Maintaining Mental Health in Lockdown.

High levels of bad vibes and low levels of human interaction, lockdown for some can cause all sorts of mental health issues. Even for individuals with strong mental endurance can struggle to manage their mental stamina. With everything in the current climate knocking you down, we have gathered a few helpful tips to help you get back up.

Stay connected, keep in touch.

Not necessarily social media but staying connected to your friends and family via Email, Telephone, Text Video calls etc. can be a great way of talking through your worries or concerns. It’s normal to feel a bit worried, scared or helpless at times with our current situation; remember it’s okay to share your worries with others you trust. They may make you feel better. If you cannot speak to someone you know or if doing so has not helped, there are hundreds of helplines you can try instead. Sometimes these are even more helpful as it is a stranger who does not know you or your life choices.

Top tip: Schedule a call with a different person each day to widen your social connectedness and help maintain valuable friendships!

There are thousands of online communities, gatherings, and socials all available online. Hundreds of active member parties that you can get involved with. People that you can get inspiration from, learn from, and grow with.

Top tip: Manage your time on social media – while it’s great to feel connected online, make sure to find a balance between online time and maintaining relationships with those closest to us. Take a break altogether on some days.

Look after your body, keep on your feet.

Our physical health has a significant impact on the way we think and feel. At times like this, it can be easy to fall into unhealthy patterns of behaviour that end up making you feel worse. Try to adjust your diet, well-balanced meals, drink enough water and exercise regularly. Avoid smoking, drugs or drinking too much alcohol. If you are staying home, you could try exercising indoors, take online courses or commit to a weekly schedule. Even workouts that are as little as 10 minutes a day can be great for your body.

Top tip: Try doing 10 squats whilst brushing your teeth, 10 push-ups whilst waiting for the kettle to boil or 10 sit-ups whilst waiting for the laptop to start.

Do not stay glued to the news but keep track.

This may be obvious to some, but too much news can be bad for you. Try to limit the time you spend watching tv, reading, or listening to coverage of the outbreak. Turn off notifications for news applications, social media application or any applications that could give you negative news throughout the day. On top of this, only use trustworthy sources of information – these are sites like GOV.UK and the NHS website. In these troubling times, thousands of fake news articles are being produced to get reactions. Don’t become a victim of fake news.

Top tip: Instead of checking in with the news daily, opt to have a movie night with your family, or perhaps a film night with friends and share your thoughts after on video call.

Carry on doing things you enjoy and take time for yourself.

For many people, the thing they enjoy is still accessible to the – other people, however, may be restricted to limited sources of activities due to lockdown. This is the time to find new talents, build a new hobby or partake in things you may never have done before. Try to start a new hobby: read, write, do crosswords or jigsaws, bake, try drawing and painting. Whatever it is, find something that works for you.

Top tip: Allocate 30 minutes each day to do something for you – this could be taking a relaxing bath, practising some mindfulness, doing some exercise, playing with the kids, learning a new activity or simply cosying up with a book before bedtime.

Take time to relax, sleep and practice mindfulness.

Relaxation in times of worry can be difficult and finding a way to get to sleep at night for some can be a mission. So, try new things, consider a bath before bed, warm milk, soothing music, or other techniques proved to boost your feelings of relaxation and minimise feelings of anxiety. Good quality sleep makes a big difference in how we feel, so it is essential to get enough. Try to maintain a sleeping pattern, stick to good sleeping practises.

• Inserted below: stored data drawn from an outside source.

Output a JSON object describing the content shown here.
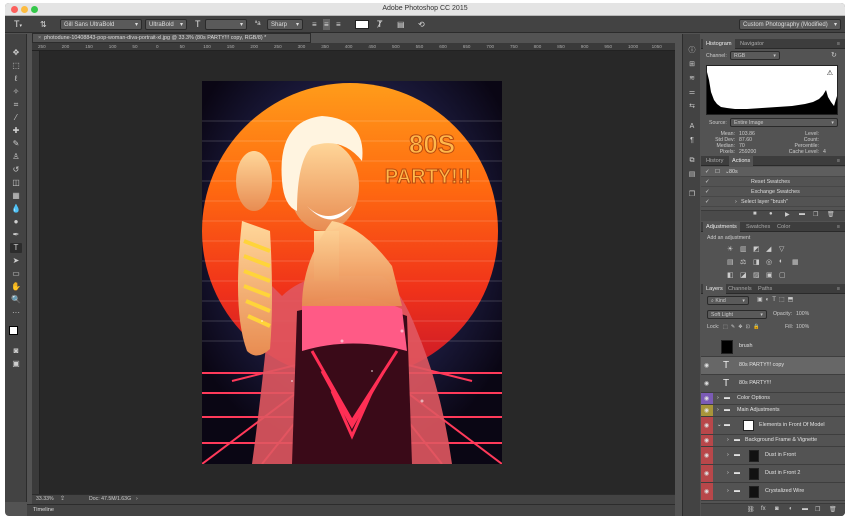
{
  "app": {
    "title": "Adobe Photoshop CC 2015"
  },
  "options": {
    "font_family": "Gill Sans UltraBold",
    "font_style": "UltraBold",
    "anti_alias": "Sharp",
    "workspace": "Custom Photography (Modified)"
  },
  "document": {
    "tab": "photodune-10408843-pop-woman-diva-portrait-xl.jpg @ 33.3% (80s  PARTY!!! copy, RGB/8) *",
    "zoom": "33.33%",
    "doc_size": "Doc: 47.5M/1.63G"
  },
  "ruler": {
    "ticks": [
      "250",
      "200",
      "150",
      "100",
      "50",
      "0",
      "50",
      "100",
      "150",
      "200",
      "250",
      "300",
      "350",
      "400",
      "450",
      "500",
      "550",
      "600",
      "650",
      "700",
      "750",
      "800",
      "850",
      "900",
      "950",
      "1000",
      "1050"
    ]
  },
  "artwork": {
    "line1": "80S",
    "line2": "PARTY!!!"
  },
  "histogram": {
    "tabs": [
      "Histogram",
      "Navigator"
    ],
    "channel_label": "Channel:",
    "channel": "RGB",
    "source_label": "Source:",
    "source": "Entire Image",
    "stats_left": [
      [
        "Mean:",
        "103.86"
      ],
      [
        "Std Dev:",
        "87.60"
      ],
      [
        "Median:",
        "70"
      ],
      [
        "Pixels:",
        "259200"
      ]
    ],
    "stats_right": [
      [
        "Level:",
        ""
      ],
      [
        "Count:",
        ""
      ],
      [
        "Percentile:",
        ""
      ],
      [
        "Cache Level:",
        "4"
      ]
    ]
  },
  "history": {
    "tabs": [
      "History",
      "Actions"
    ],
    "items": [
      "80s",
      "Reset Swatches",
      "Exchange Swatches",
      "Select layer \"brush\""
    ]
  },
  "adjustments": {
    "tabs": [
      "Adjustments",
      "Swatches",
      "Color"
    ],
    "hint": "Add an adjustment"
  },
  "layers": {
    "tabs": [
      "Layers",
      "Channels",
      "Paths"
    ],
    "kind": "Kind",
    "blend": "Soft Light",
    "opacity_label": "Opacity:",
    "opacity": "100%",
    "lock_label": "Lock:",
    "fill_label": "Fill:",
    "fill": "100%",
    "items": [
      {
        "name": "brush",
        "type": "mask"
      },
      {
        "name": "80s  PARTY!!! copy",
        "type": "text"
      },
      {
        "name": "80s  PARTY!!!",
        "type": "text"
      },
      {
        "name": "Color Options",
        "type": "group"
      },
      {
        "name": "Main Adjustments",
        "type": "group"
      },
      {
        "name": "Elements in Front Of Model",
        "type": "group"
      },
      {
        "name": "Background Frame & Vignette",
        "type": "group"
      },
      {
        "name": "Dust in Front",
        "type": "layer"
      },
      {
        "name": "Dust in Front 2",
        "type": "layer"
      },
      {
        "name": "Crystalized Wire",
        "type": "layer"
      }
    ]
  },
  "status": {
    "timeline": "Timeline"
  },
  "colors": {
    "accent_red": "#b8474a",
    "accent_purple": "#7b5bb5",
    "accent_olive": "#a8953a",
    "selected_row": "#676767"
  }
}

Mindfulness is the practice of focusing your mind on the present moment and accepting your thoughts without judgement. Amid all the uncertainty and stress that people may be experiencing currently, it is something worth trying to help calm a busy mind.

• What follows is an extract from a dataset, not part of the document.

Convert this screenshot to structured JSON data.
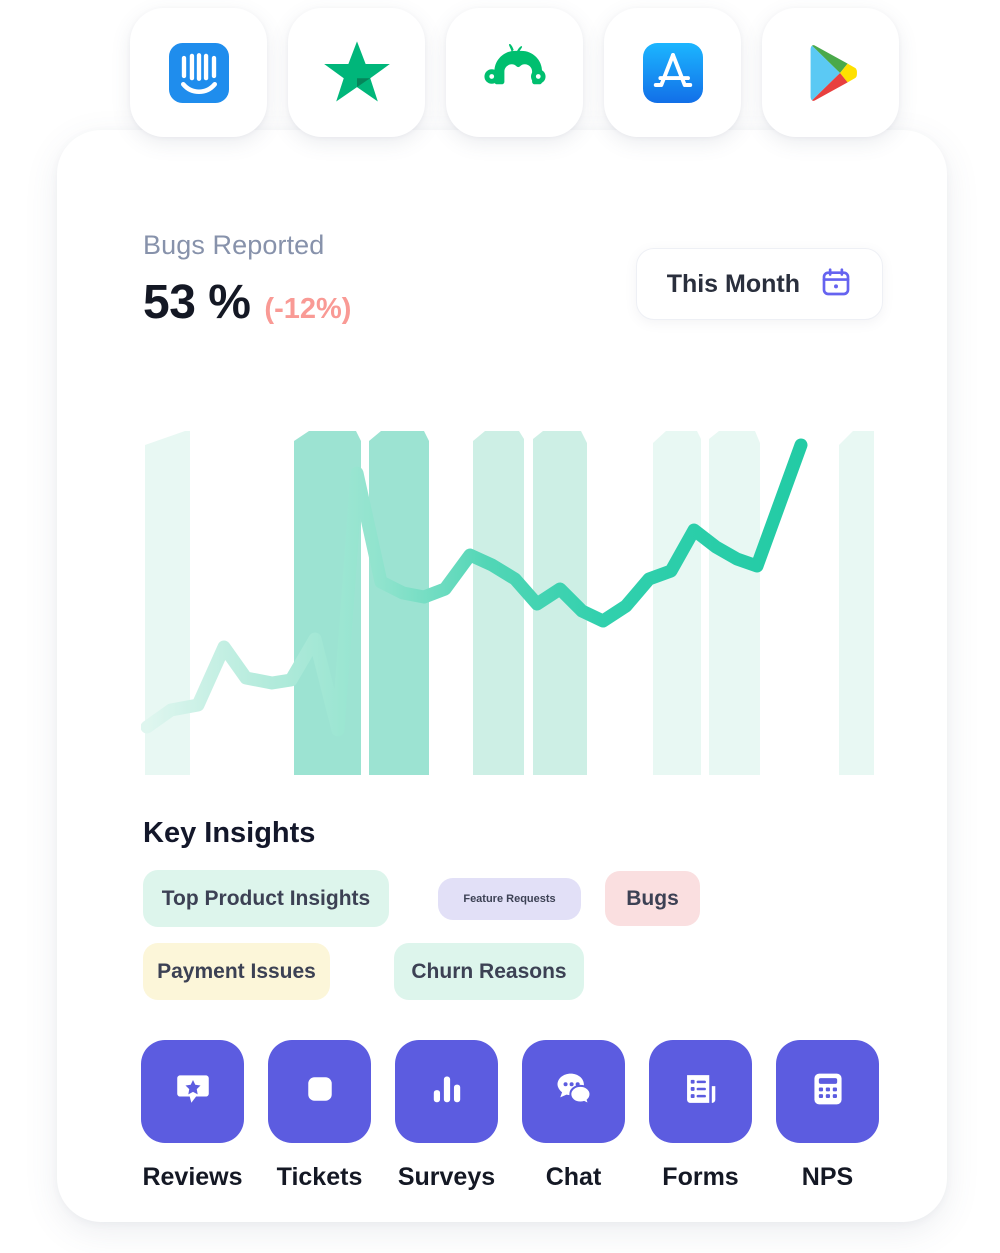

Top tip: if you are new to mindfulness, try simple breathing or meditation techniques to get your started. Paying attention to our breath is a simple way to focus our attention.

In Summary

Self-isolation may be challenging, but there are things you can do to support your wellbeing and even make it a positive experience. Be thankful for the things you have around you, embrace the time spent with family, and reach out as much as possible to those around you. Further support and advice are always accessible to those who need it. More resources than ever are made remotely accessible to us, and therefore the help is all at your fingertips.